Notice the God-verbs: I anointed, I delivered, I gave, I would have added. It’s like the Garden of Eden, all over again. On this Adam-like David, God piled gift upon gift upon gift. Yet still that forbidden, female fruit David plucked. Curved in on himself, David craved what the Lord had not given to satisfy his own lust and greed and selfishness.

I have done that, too. And you, dear reader, have as well. Why? The sin in which our mothers conceived us, conceives in us all manner of evil.

The service of Jesus for us began in utero, for in utero our service to self began.

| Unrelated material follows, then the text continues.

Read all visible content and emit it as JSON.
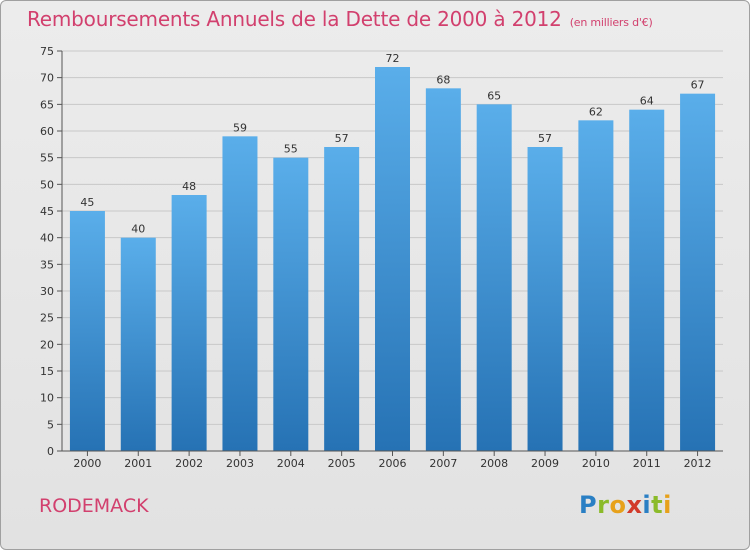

What is rather startling, however, is that hidden within this verse about our iniquitous birth, our sinful conception, is the story of another David whose birth, indeed, whose conception, changes everything. If not a single cell of sanctity is ours and ours alone, if not a vestige of original purity is tucked away in the folds of our being, then the only way in which we have hope must be found in someone outside ourselves. If our conception is sinful, we need one whose conception was pure for us. If our birth is in iniquity, we need one whose birth was holy for us. If our lives constantly manifest selfishness and greed and lust, then we need one whose life was replete with righteousness, who resisted every temptation, who kept every divine law flawlessly for us.

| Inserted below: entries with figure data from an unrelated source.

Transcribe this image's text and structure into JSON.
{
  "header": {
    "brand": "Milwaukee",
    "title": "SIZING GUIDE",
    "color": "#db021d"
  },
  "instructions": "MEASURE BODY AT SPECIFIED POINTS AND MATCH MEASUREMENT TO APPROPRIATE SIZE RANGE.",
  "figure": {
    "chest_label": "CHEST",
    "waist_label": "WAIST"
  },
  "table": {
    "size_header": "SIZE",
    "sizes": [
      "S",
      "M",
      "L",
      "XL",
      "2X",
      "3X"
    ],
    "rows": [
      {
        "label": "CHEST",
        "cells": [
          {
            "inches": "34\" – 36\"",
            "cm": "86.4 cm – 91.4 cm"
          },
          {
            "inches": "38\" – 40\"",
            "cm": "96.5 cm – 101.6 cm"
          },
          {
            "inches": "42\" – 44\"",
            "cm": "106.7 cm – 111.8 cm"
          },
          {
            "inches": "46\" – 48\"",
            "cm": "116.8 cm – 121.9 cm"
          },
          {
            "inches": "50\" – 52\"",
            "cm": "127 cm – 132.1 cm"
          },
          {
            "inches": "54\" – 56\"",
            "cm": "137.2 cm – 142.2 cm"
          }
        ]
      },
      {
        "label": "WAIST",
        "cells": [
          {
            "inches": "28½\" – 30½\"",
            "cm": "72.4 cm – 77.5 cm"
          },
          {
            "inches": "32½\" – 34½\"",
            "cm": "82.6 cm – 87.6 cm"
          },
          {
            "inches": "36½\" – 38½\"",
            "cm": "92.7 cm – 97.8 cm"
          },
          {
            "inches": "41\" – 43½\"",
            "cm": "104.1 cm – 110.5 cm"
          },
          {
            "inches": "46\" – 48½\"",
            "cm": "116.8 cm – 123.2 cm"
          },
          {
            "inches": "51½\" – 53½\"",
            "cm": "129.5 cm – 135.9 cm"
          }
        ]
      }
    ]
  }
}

That is why the Son of God did not appear on earth as a full-grown man to do His work of saving us. He came into this world via the womb, as we all do. He passed through every stage of life that we pass through, but He did so perfectly, that in His perfection, we might receive our own perfection in the eyes of the Father. For Christ was not conceived for himself, but for us. He was not born for himself, but for us. He did not keep God’s commandments for himself, but for us. He did not die and rise again for himself, but, yes, for us. He fully meant what He said when He told His disciples, “I did not come to be served, but to serve.” The service of Jesus for us began in utero, for in utero our service to self began.

Psalm 51 is ultimately much more than the prayer of David’s repentance, as well as ours. It is the proclamation of the Gospel of a new and better David, whose conception conceives within us new hope of a new life of forgiveness and reconciliation to the Father. This David, this Jesus, blots out our transgressions, washes us thoroughly from iniquities, and cleanses us from our sins. For from conception to cross, from full womb to empty tomb, He is the sole source and cause of our salvation.